The upstairs bathroom was completely remodelled and a second bathroom installed downstairs, where once a single toilet had been. An incongruous 1970s style brick conservatory with a corrugated plastic roof was removed and rebuilt to be more in keeping with the house. Where there were aluminium windows in the house these were replaced with wooden Yorkshire sliders.

Manor Farmhouse has been an idyllic location in which to raise a family and now offers spacious accommodation comprising a ground floor main central entrance and entrance hall, drawing room, dining or sitting room, farmhouse dining kitchen, study, music room, boot room, bathroom and guest bedroom suite. From the lounge the staircase leads to a first floor landing giving access to four further double bedrooms, a single bedroom and a family bathroom. Throughout there are fireplaces and features original to the house.

Externally, the outbuildings were in a bad state of repair.
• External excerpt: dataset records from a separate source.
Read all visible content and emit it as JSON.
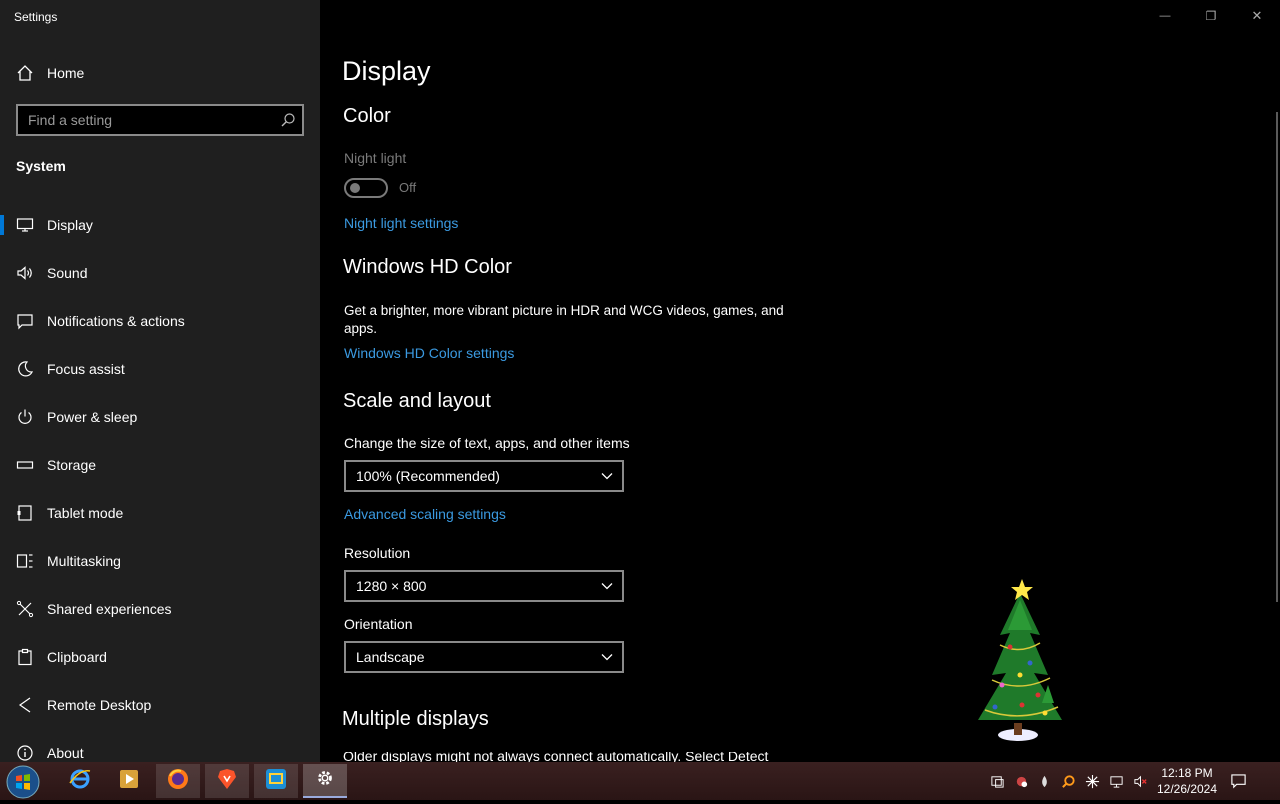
{
  "window": {
    "title": "Settings",
    "minimize": "—",
    "restore": "❐",
    "close": "✕"
  },
  "sidebar": {
    "home_label": "Home",
    "search_placeholder": "Find a setting",
    "section_label": "System",
    "items": [
      {
        "label": "Display",
        "icon": "monitor-icon"
      },
      {
        "label": "Sound",
        "icon": "speaker-icon"
      },
      {
        "label": "Notifications & actions",
        "icon": "message-icon"
      },
      {
        "label": "Focus assist",
        "icon": "moon-icon"
      },
      {
        "label": "Power & sleep",
        "icon": "power-icon"
      },
      {
        "label": "Storage",
        "icon": "storage-icon"
      },
      {
        "label": "Tablet mode",
        "icon": "tablet-icon"
      },
      {
        "label": "Multitasking",
        "icon": "multitasking-icon"
      },
      {
        "label": "Shared experiences",
        "icon": "shared-icon"
      },
      {
        "label": "Clipboard",
        "icon": "clipboard-icon"
      },
      {
        "label": "Remote Desktop",
        "icon": "remote-icon"
      },
      {
        "label": "About",
        "icon": "info-icon"
      }
    ]
  },
  "main": {
    "page_title": "Display",
    "color": {
      "heading": "Color",
      "night_light_label": "Night light",
      "night_light_state": "Off",
      "night_light_link": "Night light settings"
    },
    "hd_color": {
      "heading": "Windows HD Color",
      "description": "Get a brighter, more vibrant picture in HDR and WCG videos, games, and apps.",
      "link": "Windows HD Color settings"
    },
    "scale": {
      "heading": "Scale and layout",
      "size_label": "Change the size of text, apps, and other items",
      "size_value": "100% (Recommended)",
      "advanced_link": "Advanced scaling settings",
      "resolution_label": "Resolution",
      "resolution_value": "1280 × 800",
      "orientation_label": "Orientation",
      "orientation_value": "Landscape"
    },
    "multiple": {
      "heading": "Multiple displays",
      "cut_text": "Older displays might not always connect automatically. Select Detect to"
    }
  },
  "taskbar": {
    "clock_time": "12:18 PM",
    "clock_date": "12/26/2024"
  },
  "colors": {
    "accent": "#0078d7",
    "link": "#3b9ae1",
    "sidebar_bg": "#1f1f1f",
    "main_bg": "#000000"
  }
}
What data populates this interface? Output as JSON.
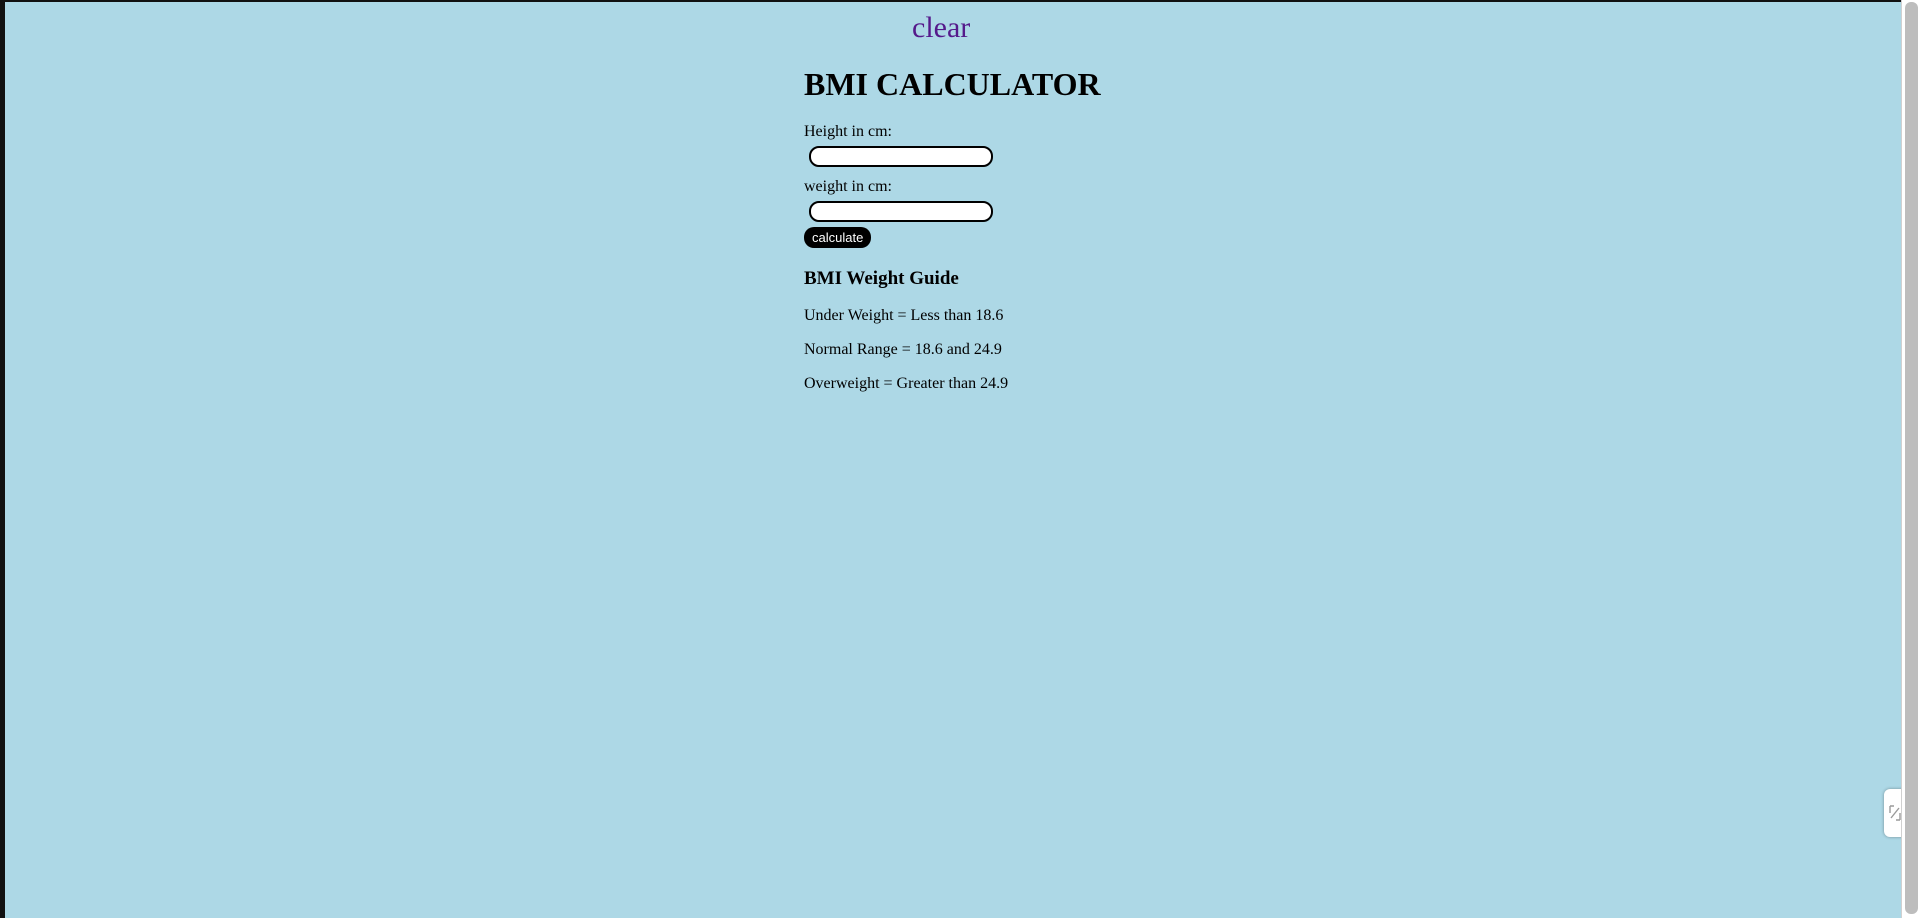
{
  "nav": {
    "clear_label": "clear"
  },
  "main": {
    "title": "BMI CALCULATOR",
    "height_label": "Height in cm:",
    "height_value": "",
    "weight_label": "weight in cm:",
    "weight_value": "",
    "calculate_label": "calculate"
  },
  "guide": {
    "title": "BMI Weight Guide",
    "lines": [
      "Under Weight = Less than 18.6",
      "Normal Range = 18.6 and 24.9",
      "Overweight = Greater than 24.9"
    ]
  },
  "colors": {
    "page_background": "#add8e6",
    "link_visited": "#551a8b",
    "button_background": "#000000",
    "button_text": "#ffffff"
  },
  "icons": {
    "side_widget": "collapse-arrows-icon"
  }
}
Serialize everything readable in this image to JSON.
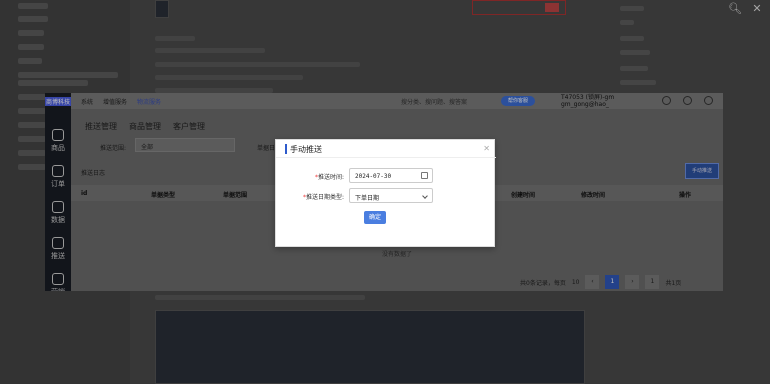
{
  "window": {
    "search_icon": "search-icon",
    "close_icon": "close-icon"
  },
  "app": {
    "logo": "商博科技",
    "top_menu": [
      "系统",
      "增值服务",
      "物流服务"
    ],
    "search_placeholder": "搜分类、搜问题、搜答案",
    "pill_label": "帮你客服",
    "user_line1": "T47053 (锁屏)-gm",
    "user_line2": "gm_gong@hao_",
    "sidebar": [
      "商品",
      "订单",
      "数据",
      "推送",
      "营销"
    ],
    "tabs": [
      "推送管理",
      "商品管理",
      "客户管理"
    ],
    "filter_label": "推送范围:",
    "filter_value": "全部",
    "filter_label2": "单据日期",
    "list_title": "推送日志",
    "push_button": "手动推送",
    "table_headers": [
      "id",
      "单据类型",
      "单据范围",
      "创建时间",
      "修改时间",
      "操作"
    ],
    "empty_text": "没有数据了",
    "pager": {
      "summary": "共0条记录，每页",
      "page_size": "10",
      "current_page": "1",
      "goto": "1",
      "total_pages": "共1页"
    }
  },
  "modal": {
    "title": "手动推送",
    "push_time_label": "推送时间:",
    "push_time_value": "2024-07-30",
    "date_type_label": "推送日期类型:",
    "date_type_value": "下单日期",
    "confirm_label": "确定",
    "required_mark": "*"
  }
}
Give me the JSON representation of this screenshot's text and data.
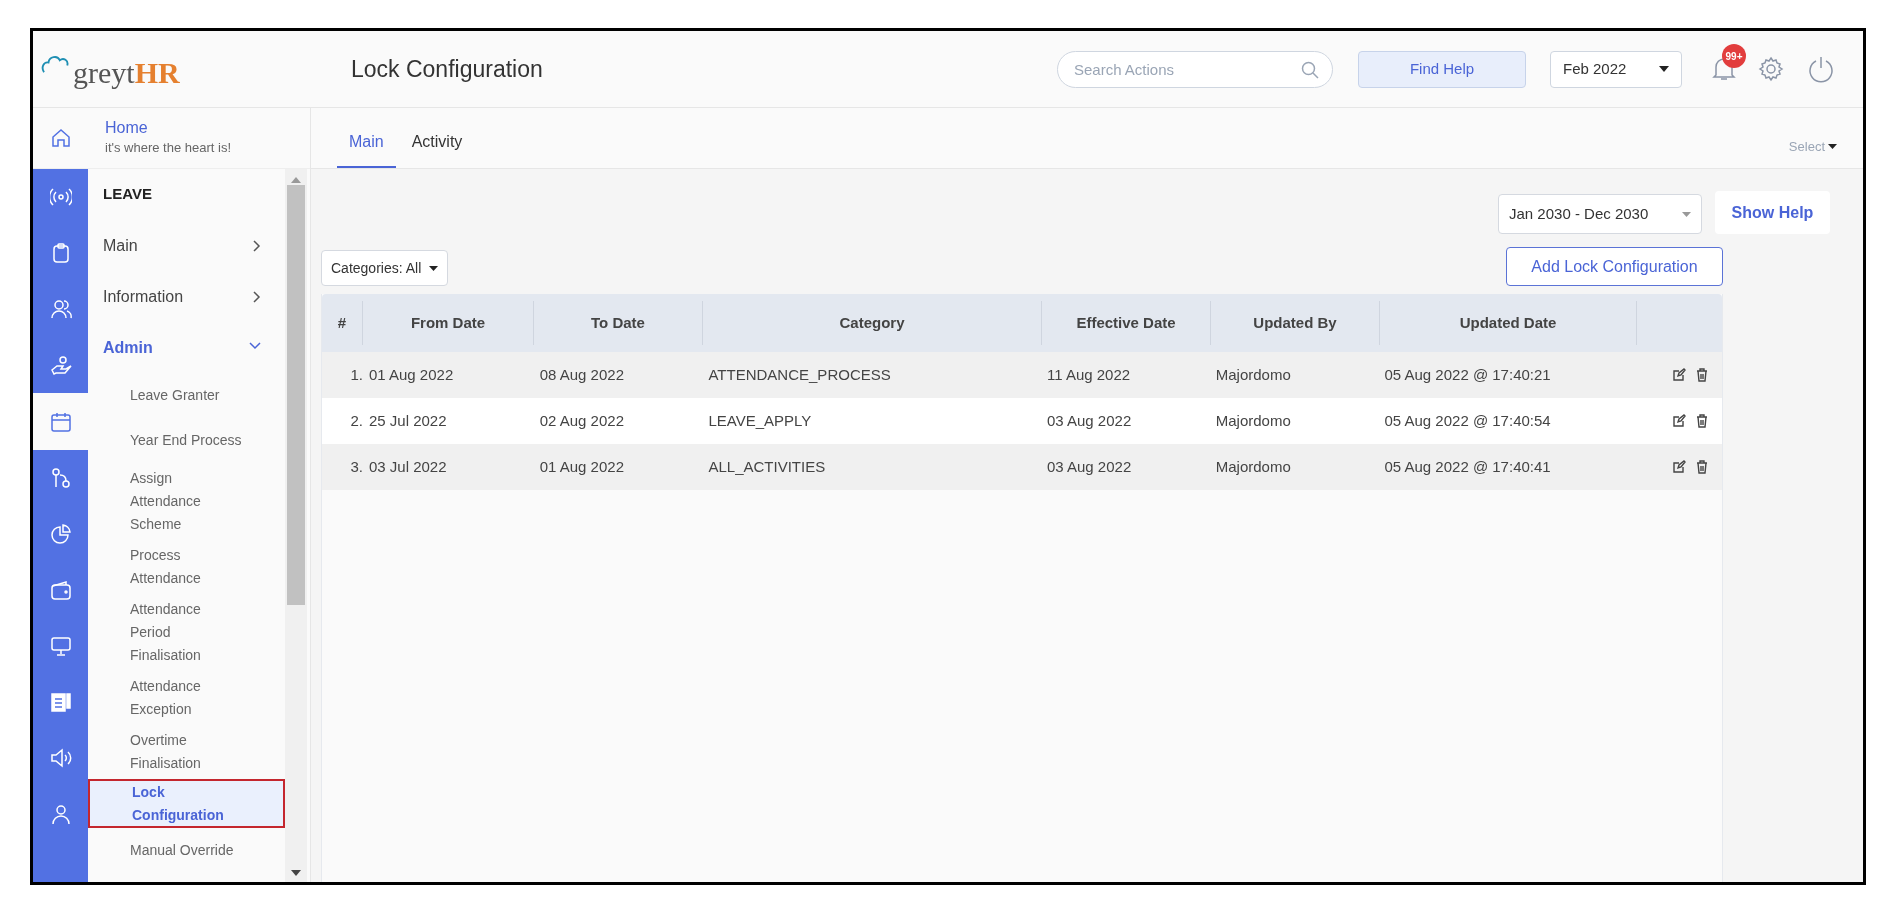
{
  "header": {
    "title": "Lock Configuration",
    "search": {
      "placeholder": "Search Actions"
    },
    "find_help": "Find Help",
    "month": "Feb 2022",
    "notification_badge": "99+"
  },
  "logo": {
    "grey": "greyt",
    "hr": "HR"
  },
  "home": {
    "title": "Home",
    "subtitle": "it's where the heart is!"
  },
  "rail_icons": [
    {
      "kind": "home",
      "selected": false
    },
    {
      "kind": "radio",
      "selected": false
    },
    {
      "kind": "clipboard",
      "selected": false
    },
    {
      "kind": "users",
      "selected": false
    },
    {
      "kind": "hand",
      "selected": false
    },
    {
      "kind": "calendar",
      "selected": true
    },
    {
      "kind": "branch",
      "selected": false
    },
    {
      "kind": "pie",
      "selected": false
    },
    {
      "kind": "wallet",
      "selected": false
    },
    {
      "kind": "monitor",
      "selected": false
    },
    {
      "kind": "document",
      "selected": false
    },
    {
      "kind": "speaker",
      "selected": false
    },
    {
      "kind": "user",
      "selected": false
    }
  ],
  "nav": [
    {
      "kind": "section",
      "label": "LEAVE"
    },
    {
      "kind": "group",
      "label": "Main",
      "expanded": false
    },
    {
      "kind": "group",
      "label": "Information",
      "expanded": false
    },
    {
      "kind": "group",
      "label": "Admin",
      "expanded": true
    },
    {
      "kind": "item",
      "label": "Leave Granter",
      "selected": false
    },
    {
      "kind": "item",
      "label": "Year End Process",
      "selected": false
    },
    {
      "kind": "item",
      "label": "Assign Attendance Scheme",
      "selected": false
    },
    {
      "kind": "item",
      "label": "Process Attendance",
      "selected": false
    },
    {
      "kind": "item",
      "label": "Attendance Period Finalisation",
      "selected": false
    },
    {
      "kind": "item",
      "label": "Attendance Exception",
      "selected": false
    },
    {
      "kind": "item",
      "label": "Overtime Finalisation",
      "selected": false
    },
    {
      "kind": "item",
      "label": "Lock Configuration",
      "selected": true
    },
    {
      "kind": "item",
      "label": "Manual Override",
      "selected": false
    }
  ],
  "tabs": [
    {
      "label": "Main",
      "selected": true
    },
    {
      "label": "Activity",
      "selected": false
    }
  ],
  "select_menu": "Select",
  "date_range": "Jan 2030 - Dec 2030",
  "show_help": "Show Help",
  "categories_filter": "Categories: All",
  "add_button": "Add Lock Configuration",
  "table": {
    "columns": [
      "#",
      "From Date",
      "To Date",
      "Category",
      "Effective Date",
      "Updated By",
      "Updated Date"
    ],
    "rows": [
      {
        "cells": [
          "1.",
          "01 Aug 2022",
          "08 Aug 2022",
          "ATTENDANCE_PROCESS",
          "11 Aug 2022",
          "Majordomo",
          "05 Aug 2022 @ 17:40:21"
        ]
      },
      {
        "cells": [
          "2.",
          "25 Jul 2022",
          "02 Aug 2022",
          "LEAVE_APPLY",
          "03 Aug 2022",
          "Majordomo",
          "05 Aug 2022 @ 17:40:54"
        ]
      },
      {
        "cells": [
          "3.",
          "03 Jul 2022",
          "01 Aug 2022",
          "ALL_ACTIVITIES",
          "03 Aug 2022",
          "Majordomo",
          "05 Aug 2022 @ 17:40:41"
        ]
      }
    ]
  }
}
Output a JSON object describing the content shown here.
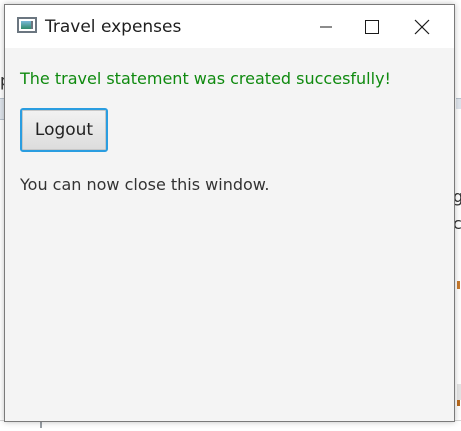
{
  "window": {
    "title": "Travel expenses",
    "controls": {
      "minimize": "minimize-icon",
      "maximize": "maximize-icon",
      "close": "close-icon"
    }
  },
  "dialog": {
    "success_message": "The travel statement was created succesfully!",
    "logout_label": "Logout",
    "info_message": "You can now close this window."
  },
  "background": {
    "left_fragment": "p",
    "right_fragment_1": "g",
    "right_fragment_2": "c",
    "right_fragment_3": "c"
  },
  "colors": {
    "success_text": "#0f8a0f",
    "button_focus_border": "#2a9de0",
    "window_background": "#f4f4f4"
  }
}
“We managed to secure planning permission for a holiday let in one of the outbuildings so this was completely structurally rebuilt and reroofed. The farm next door was not separated at the time and we often used to get cows roaming around in the garden. A new farm building was put up which separated the farmyard from the farmhouse. There was no drive, it was just mud! I remember getting ready for work and then having to put my wellies on to put my children in their baby seats to take them to the nursery, wading through thick mud. It was a nightmare trying to keep clean before I went to work!”

The two wooden outbuildings weren’t in too bad a state of repair, so Joe concreted the floor of one of them and used that as his ‘Workshop in the Wolds’ for his furniture business. The other one he made into a pub and games room which has been fantastic for entertaining family and friends.

There have been plenty of other challenges. “When we moved in we already had two children, aged 8 and 4 and I was seven months pregnant with twins, so the timing was dreadful!” said Hilary.
“A few days after we moved in, we got the house sprayed for woodworm and dry rot, so we weren’t allowed in the house. We stayed in a camper van in the front driveway for three days and nights, which was no joke as being pregnant with twins, I was enormous and could hardly move.

“My twins were six weeks early and I always maintain that my husband brought them on early, as one day, he decided to take down the kitchen ceiling. That evening my waters broke!

“When my husband was doing the kitchen, which meant redoing every surface, floor, walls, ceiling as well as fitting in all the appliances and units, I was without a kitchen for quite a while. Trying to bring up four young children without a kitchen is very difficult.”

Manor Farmhouse is set in the middle of the Wolds, close to the Red Hill Reserve with views across the landscape from nearly every window and some wonderful walks close by. The property is set just outside the village which has its own pub and village shop but there is a strong sense of community, especially in supporting the church. On Good Friday, there is a service at the top of Red Hill which is directly opposite Manor Farmhouse and Joe and Hilary have provided tea and homemade cakes afterwards, with all proceeds going to either the church or a local charity.

The property is still the family’s dream home, with its unique feeling of space. There is the farmhouse kitchen, which is the heart of the Byrne family’s daily life. There are fantastic views across the grounds and land in what has been an idyllic setting in which to bring up their children.

“We have fantastic memories of the good as well as the more difficult times while we were renovating the house but now we would like to move into a smaller property in the local area while our twins finish their education. Once they go to university, we intend to move to France, where we already own a house.”